John McDonnell
John McDonnellTransition Heathrow

Amid a spate of controversies over alleged anti-Semitism by party members, leaders of the UK’s Labour Party have admitted the party has a serious problem and called upon colleagues to confront this danger to Labour’s “soul."

In recent months the Labour Party has been beset by a seemingly endless series of scandals relating to anti-Semitic comments by party members.

In March, Vicki Kirby, a party organizer banned for calling Hitler “a Zionist god” and ridiculing Jews for having “big noses," was readmitted into the party.

Last week Bob Campbell, a party activist, was criticized for suggesting that Israel was behind the ISIS terror organization.

Even Labour Party chief Jeremy Corbyn has come under fire for comments in which he called the Hezbollah and Hamas organizations his “friends."

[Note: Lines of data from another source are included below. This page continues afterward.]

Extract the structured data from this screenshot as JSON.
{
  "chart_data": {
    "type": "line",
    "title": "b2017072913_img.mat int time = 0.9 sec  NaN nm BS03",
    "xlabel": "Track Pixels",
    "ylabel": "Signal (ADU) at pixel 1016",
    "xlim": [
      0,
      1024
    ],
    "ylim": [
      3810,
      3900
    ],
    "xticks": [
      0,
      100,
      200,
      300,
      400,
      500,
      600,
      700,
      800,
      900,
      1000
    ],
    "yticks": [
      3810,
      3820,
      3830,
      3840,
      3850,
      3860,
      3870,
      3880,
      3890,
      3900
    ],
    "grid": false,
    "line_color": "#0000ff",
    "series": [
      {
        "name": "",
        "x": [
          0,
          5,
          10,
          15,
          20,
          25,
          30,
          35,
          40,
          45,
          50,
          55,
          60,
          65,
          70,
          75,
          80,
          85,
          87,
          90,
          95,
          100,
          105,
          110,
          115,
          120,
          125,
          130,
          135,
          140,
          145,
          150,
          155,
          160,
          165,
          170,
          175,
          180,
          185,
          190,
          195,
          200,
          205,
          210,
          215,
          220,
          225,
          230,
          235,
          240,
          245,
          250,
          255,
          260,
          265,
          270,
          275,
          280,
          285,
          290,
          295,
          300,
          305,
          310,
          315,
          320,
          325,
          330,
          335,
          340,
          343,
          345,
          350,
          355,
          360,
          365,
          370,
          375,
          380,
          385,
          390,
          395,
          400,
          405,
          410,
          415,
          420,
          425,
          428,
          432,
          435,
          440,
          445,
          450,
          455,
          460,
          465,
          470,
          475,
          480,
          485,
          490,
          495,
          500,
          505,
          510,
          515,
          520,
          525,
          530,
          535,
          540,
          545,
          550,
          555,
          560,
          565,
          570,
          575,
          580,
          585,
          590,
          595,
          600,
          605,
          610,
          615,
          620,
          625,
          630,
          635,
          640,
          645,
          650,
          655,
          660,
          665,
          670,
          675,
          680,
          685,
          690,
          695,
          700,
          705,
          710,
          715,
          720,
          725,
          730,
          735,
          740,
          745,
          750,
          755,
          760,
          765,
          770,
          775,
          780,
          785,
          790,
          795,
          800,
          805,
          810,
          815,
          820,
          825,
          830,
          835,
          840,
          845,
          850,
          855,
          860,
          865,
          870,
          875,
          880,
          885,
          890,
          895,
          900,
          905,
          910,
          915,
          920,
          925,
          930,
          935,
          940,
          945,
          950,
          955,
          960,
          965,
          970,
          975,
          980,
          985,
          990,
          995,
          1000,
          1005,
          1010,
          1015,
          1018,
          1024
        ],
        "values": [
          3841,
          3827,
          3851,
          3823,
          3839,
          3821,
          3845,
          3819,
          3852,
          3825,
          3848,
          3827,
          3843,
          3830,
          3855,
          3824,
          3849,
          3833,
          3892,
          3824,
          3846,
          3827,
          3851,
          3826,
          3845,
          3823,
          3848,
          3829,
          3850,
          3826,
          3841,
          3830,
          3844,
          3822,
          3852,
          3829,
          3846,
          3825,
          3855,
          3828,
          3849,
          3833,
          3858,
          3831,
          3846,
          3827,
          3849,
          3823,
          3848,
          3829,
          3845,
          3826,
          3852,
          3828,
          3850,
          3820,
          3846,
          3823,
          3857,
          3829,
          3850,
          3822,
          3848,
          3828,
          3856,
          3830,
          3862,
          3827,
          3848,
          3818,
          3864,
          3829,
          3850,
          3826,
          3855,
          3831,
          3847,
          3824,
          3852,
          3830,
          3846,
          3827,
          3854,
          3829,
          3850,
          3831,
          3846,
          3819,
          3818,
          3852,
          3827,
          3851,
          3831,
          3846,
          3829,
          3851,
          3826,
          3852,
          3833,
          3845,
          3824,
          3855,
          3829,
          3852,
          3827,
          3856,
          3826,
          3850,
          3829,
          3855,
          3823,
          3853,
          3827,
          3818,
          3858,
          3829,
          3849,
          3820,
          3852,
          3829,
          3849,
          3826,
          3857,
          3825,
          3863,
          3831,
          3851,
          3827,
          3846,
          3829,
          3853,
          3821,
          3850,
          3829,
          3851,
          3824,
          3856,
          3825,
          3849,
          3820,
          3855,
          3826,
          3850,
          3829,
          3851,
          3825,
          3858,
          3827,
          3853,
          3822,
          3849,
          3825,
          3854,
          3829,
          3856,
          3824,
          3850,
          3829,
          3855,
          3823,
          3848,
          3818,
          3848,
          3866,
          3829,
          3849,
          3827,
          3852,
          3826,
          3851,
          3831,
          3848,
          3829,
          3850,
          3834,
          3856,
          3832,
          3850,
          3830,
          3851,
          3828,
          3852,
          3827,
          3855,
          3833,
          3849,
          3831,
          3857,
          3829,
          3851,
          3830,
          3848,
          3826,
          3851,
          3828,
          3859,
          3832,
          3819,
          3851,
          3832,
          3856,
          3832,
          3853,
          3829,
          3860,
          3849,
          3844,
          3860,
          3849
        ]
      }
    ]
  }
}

Most recently a former mayor of Bradford and Labour member, Khadim Hussain, posted comments on Facebook decrying Holocaust education and alleging that Israel had armed ISIS.

In one of the offending posts, Hussain had complained that Holocaust education was biased, and “only tells you about Anne Frank and the six million Zionists that were killed by Hitler.”

Prime Minister David Cameron issued a strong rebuke, saying that Labour needed to “sort out” its growing problem with anti-Semitism.

On Sunday Labour leader and Shadow Chancellor of the Exchequer John McDonnell told his fellow party members that the time had come to take the problem of anti-Semitism within Labour seriously.

“As soon as Jewish people start telling us there is anti-Semitism in our party, we’ve got to sit up and listen,” McDonnell said during an interview on BBC.

McDonnell, who also spoke out last week about the problem of anti-Semitism, called for members expressing anti-Semitic views to be ousted from the party.

“[I]f there are people who have expressed anti-Semitic views, there is no role for them in our party and I would like them out of our party for life.”

Decrying the readmission of Kirby into the party as “unacceptable," McDonnell acknowledged that criticism of Israel was at times used to provide cover for bigotry against Jews.

“You can be a critic of the Israeli state but you must not allow that in any way to be used by anti-Semites. You’ve got to root that out and we will.”

Chris Bryant, Shadow Leader of the House of Commons, also called for a concerted effort to weed out anti-Semitism from the party, which he referred to as a battle for the party’s soul.

“If Labour gives into anti-Semitism," he wrote, “it loses its soul.”